Equity Bank Holdings Ltd recorded a 14 per cent decline in net profit for the three months to March 31, as a result of increased loan loss provisioning to cushion businesses against uncertainties caused by the Covid-19 pandemic.
The Nairobi Securities Exchange-listed lender saw its profit after tax fall to Ksh5.28 billion ($52.8 million) from Ksh6.15 billion ($61.5 million). The management took a conservative approach to surviving the economic downturn by increasing loan loss provision by Ksh3.11 billion ($31.1 million) from Ksh409.89 million ($4.09 million) in the same period last year.
Equity’s regional subsidiaries in Uganda, Tanzania, Rwanda, South Sudan and the Democratic Republic of Congo accounted for a combined 26 per cent of the group’s bottom line, compared with 17 per cent in the same period last year.
The Covid-19 pandemic has hit global economies, paralysing economic activities and pushing households into financial distress.
“The global Covid-19 pandemic has mutated into a global economic crisis, occasioned by a sudden standstill of economic activity as a result of the global lockdown. This has introduced unprecedented uncertainty within the global financial systems prompting us to adopt a conservative approach, fortifying our balance sheet and assuring ample liquidity to support our customers,” said Equity Group chief executive James Mwangi.

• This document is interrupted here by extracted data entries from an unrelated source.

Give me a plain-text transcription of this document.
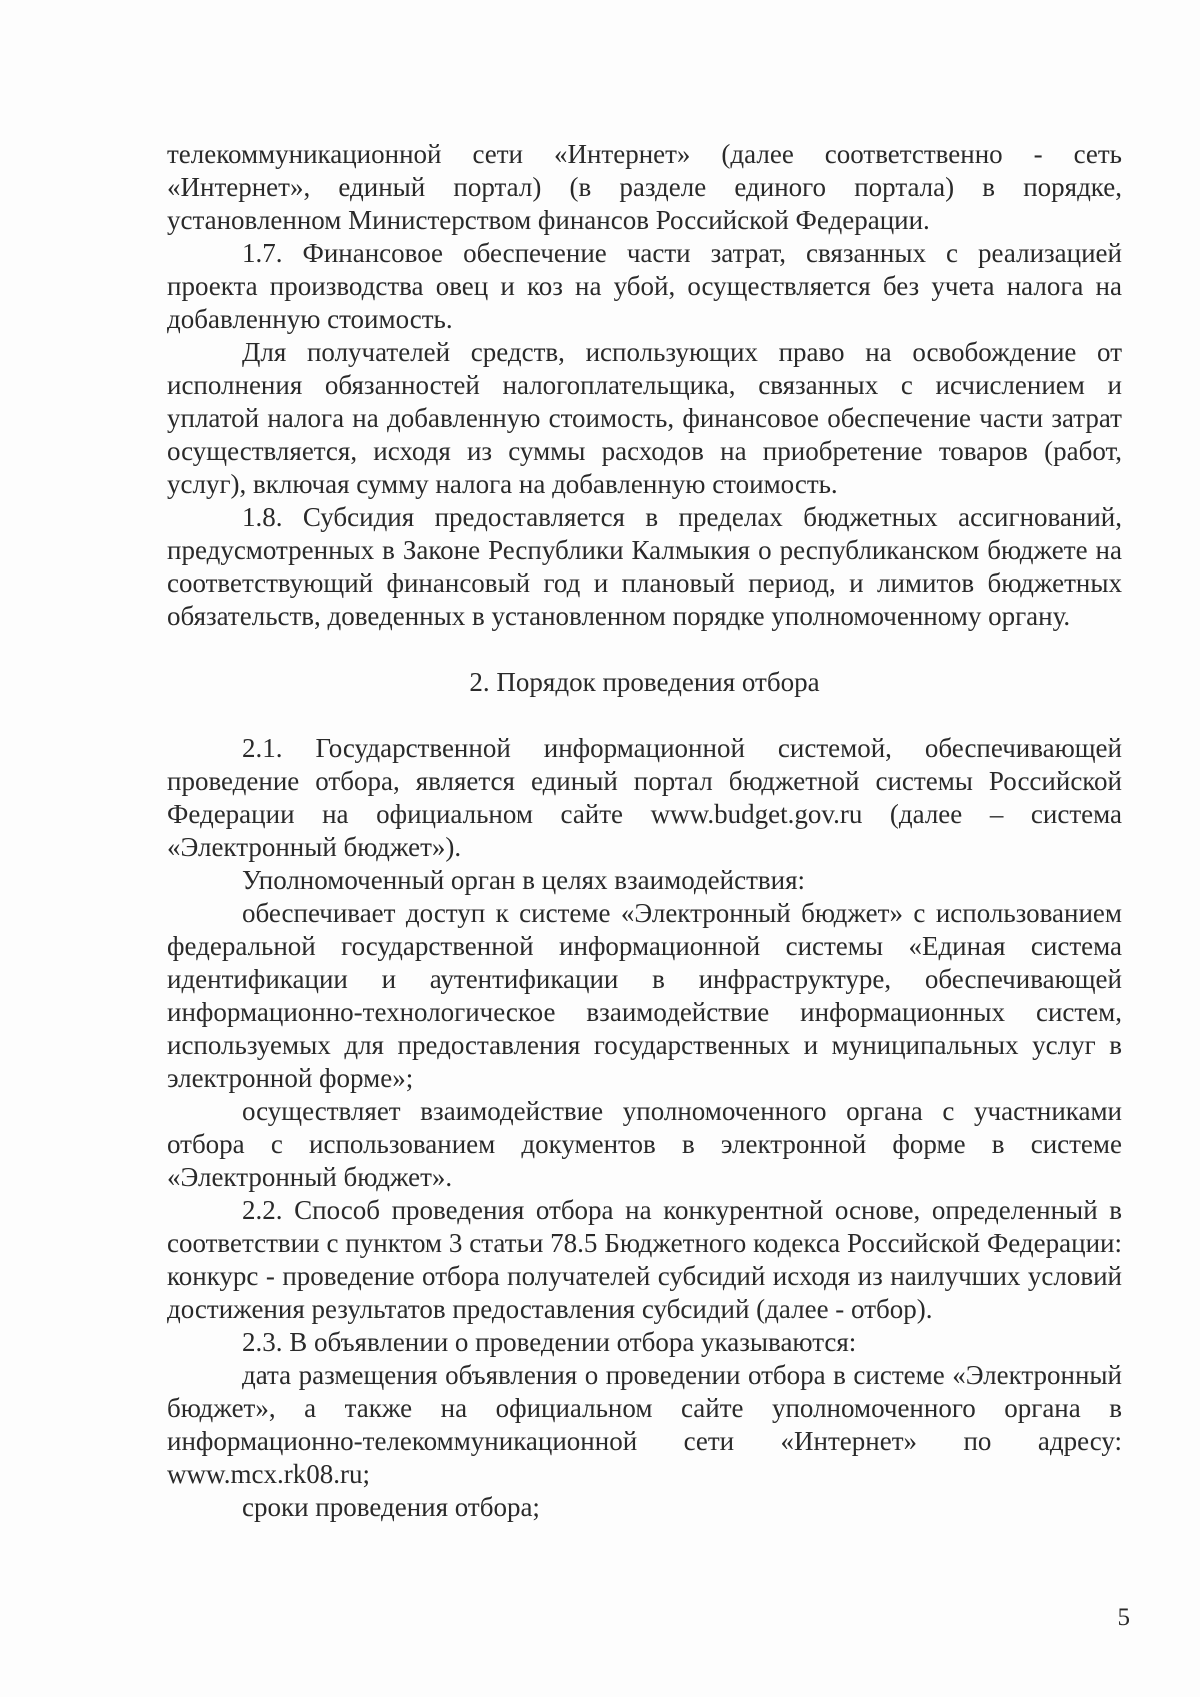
телекоммуникационной сети «Интернет» (далее соответственно - сеть «Интернет», единый портал) (в разделе единого портала) в порядке, установленном Министерством финансов Российской Федерации.

1.7. Финансовое обеспечение части затрат, связанных с реализацией проекта производства овец и коз на убой, осуществляется без учета налога на добавленную стоимость.

Для получателей средств, использующих право на освобождение от исполнения обязанностей налогоплательщика, связанных с исчислением и уплатой налога на добавленную стоимость, финансовое обеспечение части затрат осуществляется, исходя из суммы расходов на приобретение товаров (работ, услуг), включая сумму налога на добавленную стоимость.

1.8. Субсидия предоставляется в пределах бюджетных ассигнований, предусмотренных в Законе Республики Калмыкия о республиканском бюджете на соответствующий финансовый год и плановый период, и лимитов бюджетных обязательств, доведенных в установленном порядке уполномоченному органу.

2. Порядок проведения отбора

2.1. Государственной информационной системой, обеспечивающей проведение отбора, является единый портал бюджетной системы Российской Федерации на официальном сайте www.budget.gov.ru (далее – система «Электронный бюджет»).

Уполномоченный орган в целях взаимодействия:

обеспечивает доступ к системе «Электронный бюджет» с использованием федеральной государственной информационной системы «Единая система идентификации и аутентификации в инфраструктуре, обеспечивающей информационно-технологическое взаимодействие информационных систем, используемых для предоставления государственных и муниципальных услуг в электронной форме»;

осуществляет взаимодействие уполномоченного органа с участниками отбора с использованием документов в электронной форме в системе «Электронный бюджет».

2.2. Способ проведения отбора на конкурентной основе, определенный в соответствии с пунктом 3 статьи 78.5 Бюджетного кодекса Российской Федерации: конкурс - проведение отбора получателей субсидий исходя из наилучших условий достижения результатов предоставления субсидий (далее - отбор).

2.3. В объявлении о проведении отбора указываются:

дата размещения объявления о проведении отбора в системе «Электронный бюджет», а также на официальном сайте уполномоченного органа в информационно-телекоммуникационной сети «Интернет» по адресу: www.mcx.rk08.ru;

сроки проведения отбора;

5
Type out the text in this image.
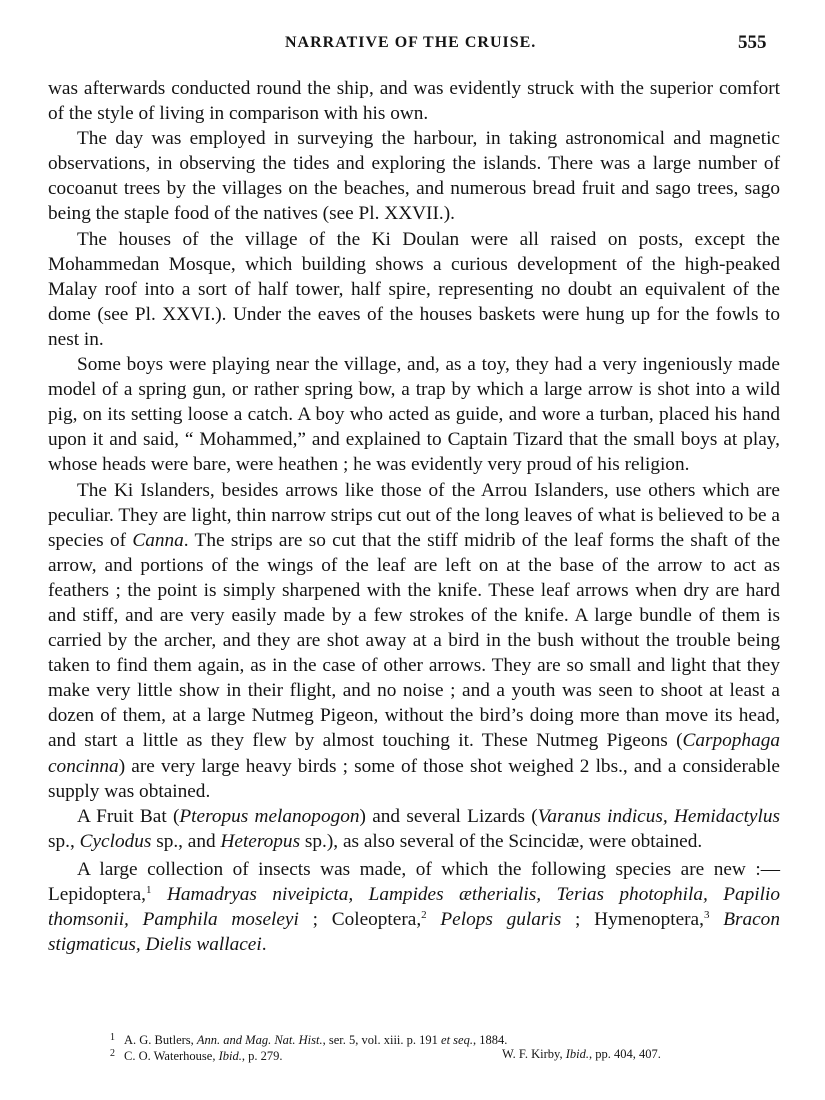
NARRATIVE OF THE CRUISE.	555

was afterwards conducted round the ship, and was evidently struck with the superior comfort of the style of living in comparison with his own.

The day was employed in surveying the harbour, in taking astronomical and magnetic observations, in observing the tides and exploring the islands. There was a large number of cocoanut trees by the villages on the beaches, and numerous bread fruit and sago trees, sago being the staple food of the natives (see Pl. XXVII.).

The houses of the village of the Ki Doulan were all raised on posts, except the Mohammedan Mosque, which building shows a curious development of the high-peaked Malay roof into a sort of half tower, half spire, representing no doubt an equivalent of the dome (see Pl. XXVI.). Under the eaves of the houses baskets were hung up for the fowls to nest in.

Some boys were playing near the village, and, as a toy, they had a very ingeniously made model of a spring gun, or rather spring bow, a trap by which a large arrow is shot into a wild pig, on its setting loose a catch. A boy who acted as guide, and wore a turban, placed his hand upon it and said, “ Mohammed,” and explained to Captain Tizard that the small boys at play, whose heads were bare, were heathen ; he was evidently very proud of his religion.

The Ki Islanders, besides arrows like those of the Arrou Islanders, use others which are peculiar. They are light, thin narrow strips cut out of the long leaves of what is believed to be a species of Canna. The strips are so cut that the stiff midrib of the leaf forms the shaft of the arrow, and portions of the wings of the leaf are left on at the base of the arrow to act as feathers ; the point is simply sharpened with the knife. These leaf arrows when dry are hard and stiff, and are very easily made by a few strokes of the knife. A large bundle of them is carried by the archer, and they are shot away at a bird in the bush without the trouble being taken to find them again, as in the case of other arrows. They are so small and light that they make very little show in their flight, and no noise ; and a youth was seen to shoot at least a dozen of them, at a large Nutmeg Pigeon, without the bird’s doing more than move its head, and start a little as they flew by almost touching it. These Nutmeg Pigeons (Carpophaga concinna) are very large heavy birds ; some of those shot weighed 2 lbs., and a considerable supply was obtained.

A Fruit Bat (Pteropus melanopogon) and several Lizards (Varanus indicus, Hemidactylus sp., Cyclodus sp., and Heteropus sp.), as also several of the Scincidæ, were obtained.

A large collection of insects was made, of which the following species are new :— Lepidoptera,$^1$ Hamadryas niveipicta, Lampides ætherialis, Terias photophila, Papilio thomsonii, Pamphila moseleyi ; Coleoptera,$^2$ Pelops gularis ; Hymenoptera,$^3$ Bracon stigmaticus, Dielis wallacei.

1 A. G. Butlers, Ann. and Mag. Nat. Hist., ser. 5, vol. xiii. p. 191 et seq., 1884.
2 C. O. Waterhouse, Ibid., p. 279.	W. F. Kirby, Ibid., pp. 404, 407.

According to Mr Mwangi, the Group’s business model of high-volume low margins with non-funded income contributing 42 per cent of total revenues and a low cost of funding enables the bank to navigate a period of compressed interest margins on loans and advances and other interest earning assets.
The group’s total income grew 13 per cent to Ksh19.85 billion ($198.5 million) from Ksh17.61 billion ($176.1 million), with regional subsidiaries’ combined contribution to total revenues increasing to 30 per cent from 28 per cent in the same period last year.
According to the group’s unaudited financial statements released last week, total interest income grew 14 per cent to Ksh15.42 billion ($154.2 million) from Ksh13.49 billion ($134.9 million) and total non-funded income increased 16 per cent to Ksh8.31 billion ($83.1 million) from Ksh7.18 billion ($71.8 million) in the same period.
Forex trading income grew by 34 per cent to Ksh1.1 billion ($11 million) from Ksh815 million ($8.15 million). Diaspora remittances commissions grew by 22 per cent to Ksh234 million ($2.34 million) from Ksh192 million ($1.92 million) and merchant banking commission grew by 11 per cent to Ksh582 million ($5.82 million) from Ksh523 million ($5.23 million) in the same period.